“Hysteria”—actually dementia praecox.
A shell burst about twenty-five meters away from a soldier, 21, but he continued in the military service thereafter for one month, having only one symptom, a trembling of the arm. This persisting, he was evacuated to Calais, then to Dury to the hospital for the insane where he stayed six months. He was transferred from Dury to the Belgian Hospital for the Insane at Chateaugiron on August 20, 1915. He remembered nothing of his stay at Dury, Calais, or of anything that happened after the shell-shock. He had no complaint and wanted to go back to the front. He was well oriented for time and space and had no disorders of association or perception. Besides the persistent, retrograde amnesia, he showed certain neurological disorders, occasional slight vertigo, a generalized tremor especially affecting the arms but disappearing almost completely at rest, lively tendon reflexes, intense dermographia and cardiac erethism. Diagnosis was made of acute, convulsional psychosis with agitation, convalescent phase.

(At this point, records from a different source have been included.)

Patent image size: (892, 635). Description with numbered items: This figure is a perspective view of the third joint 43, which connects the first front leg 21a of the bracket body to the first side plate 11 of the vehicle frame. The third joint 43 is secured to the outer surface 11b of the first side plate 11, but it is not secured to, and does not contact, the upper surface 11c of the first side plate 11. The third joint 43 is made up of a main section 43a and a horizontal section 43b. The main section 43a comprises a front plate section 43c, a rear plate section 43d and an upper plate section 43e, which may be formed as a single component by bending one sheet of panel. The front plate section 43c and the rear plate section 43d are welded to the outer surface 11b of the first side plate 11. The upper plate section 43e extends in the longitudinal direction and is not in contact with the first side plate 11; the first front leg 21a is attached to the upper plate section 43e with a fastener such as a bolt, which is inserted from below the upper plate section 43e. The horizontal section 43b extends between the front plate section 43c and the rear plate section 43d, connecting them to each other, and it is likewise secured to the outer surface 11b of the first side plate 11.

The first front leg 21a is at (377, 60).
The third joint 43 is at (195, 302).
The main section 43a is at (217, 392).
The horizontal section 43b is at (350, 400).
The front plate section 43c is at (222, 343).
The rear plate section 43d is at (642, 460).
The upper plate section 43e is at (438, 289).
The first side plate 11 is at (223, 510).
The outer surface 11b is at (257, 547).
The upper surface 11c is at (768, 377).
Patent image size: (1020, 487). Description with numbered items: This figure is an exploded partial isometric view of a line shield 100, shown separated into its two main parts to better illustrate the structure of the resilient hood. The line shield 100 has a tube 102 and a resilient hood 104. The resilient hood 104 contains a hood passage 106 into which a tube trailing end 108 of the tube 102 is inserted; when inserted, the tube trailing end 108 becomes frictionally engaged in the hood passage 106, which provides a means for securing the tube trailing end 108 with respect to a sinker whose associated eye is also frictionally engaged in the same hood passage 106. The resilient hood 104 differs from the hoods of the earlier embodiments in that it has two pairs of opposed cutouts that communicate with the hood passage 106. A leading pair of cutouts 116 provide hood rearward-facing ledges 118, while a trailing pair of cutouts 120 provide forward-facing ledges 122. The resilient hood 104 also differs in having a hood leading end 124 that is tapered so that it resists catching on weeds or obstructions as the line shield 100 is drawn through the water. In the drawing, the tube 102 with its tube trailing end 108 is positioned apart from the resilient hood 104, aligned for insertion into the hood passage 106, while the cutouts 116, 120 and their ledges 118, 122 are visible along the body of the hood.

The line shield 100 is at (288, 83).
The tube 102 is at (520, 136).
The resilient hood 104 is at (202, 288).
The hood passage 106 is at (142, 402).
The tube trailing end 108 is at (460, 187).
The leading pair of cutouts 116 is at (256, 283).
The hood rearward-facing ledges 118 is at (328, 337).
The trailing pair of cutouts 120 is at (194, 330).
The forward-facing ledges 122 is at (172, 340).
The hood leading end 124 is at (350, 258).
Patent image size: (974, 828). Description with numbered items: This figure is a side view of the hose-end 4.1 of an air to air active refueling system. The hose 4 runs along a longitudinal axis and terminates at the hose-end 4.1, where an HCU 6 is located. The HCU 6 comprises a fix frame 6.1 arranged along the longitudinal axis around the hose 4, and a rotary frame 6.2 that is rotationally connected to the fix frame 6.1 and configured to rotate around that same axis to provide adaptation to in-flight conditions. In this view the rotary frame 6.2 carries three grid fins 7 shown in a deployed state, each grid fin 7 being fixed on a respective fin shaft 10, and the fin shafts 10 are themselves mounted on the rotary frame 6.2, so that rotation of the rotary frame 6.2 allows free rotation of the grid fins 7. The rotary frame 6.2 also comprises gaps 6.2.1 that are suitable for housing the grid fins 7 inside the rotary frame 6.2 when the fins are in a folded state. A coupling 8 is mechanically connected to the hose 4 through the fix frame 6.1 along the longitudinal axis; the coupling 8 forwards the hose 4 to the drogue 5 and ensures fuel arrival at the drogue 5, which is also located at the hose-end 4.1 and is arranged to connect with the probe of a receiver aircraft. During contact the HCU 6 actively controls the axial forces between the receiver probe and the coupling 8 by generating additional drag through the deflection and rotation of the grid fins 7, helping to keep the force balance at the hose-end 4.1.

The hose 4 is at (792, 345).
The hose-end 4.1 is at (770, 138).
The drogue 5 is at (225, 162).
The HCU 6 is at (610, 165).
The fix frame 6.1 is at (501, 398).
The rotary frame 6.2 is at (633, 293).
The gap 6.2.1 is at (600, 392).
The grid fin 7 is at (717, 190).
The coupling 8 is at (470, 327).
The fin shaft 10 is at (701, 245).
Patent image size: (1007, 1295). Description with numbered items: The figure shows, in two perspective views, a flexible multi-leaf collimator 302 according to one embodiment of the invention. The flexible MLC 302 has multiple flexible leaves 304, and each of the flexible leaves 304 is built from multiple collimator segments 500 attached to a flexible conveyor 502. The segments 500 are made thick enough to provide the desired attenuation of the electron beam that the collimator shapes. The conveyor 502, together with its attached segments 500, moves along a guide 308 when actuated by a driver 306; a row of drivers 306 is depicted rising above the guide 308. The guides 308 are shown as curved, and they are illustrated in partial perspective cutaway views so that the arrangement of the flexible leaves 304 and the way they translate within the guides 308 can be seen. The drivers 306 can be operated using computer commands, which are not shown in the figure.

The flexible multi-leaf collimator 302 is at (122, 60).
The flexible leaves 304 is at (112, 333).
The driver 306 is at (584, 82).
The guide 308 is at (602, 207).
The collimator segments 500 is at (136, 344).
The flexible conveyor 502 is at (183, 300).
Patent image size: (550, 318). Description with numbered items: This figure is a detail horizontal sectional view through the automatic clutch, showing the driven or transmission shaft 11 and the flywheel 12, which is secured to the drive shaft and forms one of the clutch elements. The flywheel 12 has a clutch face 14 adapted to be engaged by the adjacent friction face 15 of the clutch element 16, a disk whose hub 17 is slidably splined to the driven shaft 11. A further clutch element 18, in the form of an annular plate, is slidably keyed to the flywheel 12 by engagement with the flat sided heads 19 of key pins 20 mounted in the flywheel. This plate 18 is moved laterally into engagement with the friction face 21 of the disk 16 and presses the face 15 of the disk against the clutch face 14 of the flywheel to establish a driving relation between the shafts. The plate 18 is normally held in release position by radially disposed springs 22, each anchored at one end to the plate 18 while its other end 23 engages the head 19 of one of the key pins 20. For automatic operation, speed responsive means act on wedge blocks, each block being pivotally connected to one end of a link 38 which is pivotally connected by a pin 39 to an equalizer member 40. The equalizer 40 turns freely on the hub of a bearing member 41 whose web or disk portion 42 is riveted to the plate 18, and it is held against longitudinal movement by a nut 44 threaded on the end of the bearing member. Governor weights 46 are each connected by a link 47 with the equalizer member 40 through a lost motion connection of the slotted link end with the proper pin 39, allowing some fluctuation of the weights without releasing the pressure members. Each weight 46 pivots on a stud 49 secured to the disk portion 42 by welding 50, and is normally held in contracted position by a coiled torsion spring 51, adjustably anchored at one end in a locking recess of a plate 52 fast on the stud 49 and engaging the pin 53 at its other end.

During March he was quiet and worked about the hospital. In April the patient had a number of seizures of an hysterical nature. In June it was possible to evacuate him to full convalescence. He went back to the front and stayed there, but shortly developed catatonic signs with visual hallucinations and delusions of persecution of a non-systematized nature, such as poisoning, being magnetized, etc. He was at this time poorly oriented for time, assumed bizarre and theatrical attitudes, showed Ganser’s symptom, was oversuggestible and agitated and sleepless. Diagnosis of dementia praecox was now clear.
Hoven remarks that this case is important in that it suggests that a diagnosis of hysteria may easily be mistaken.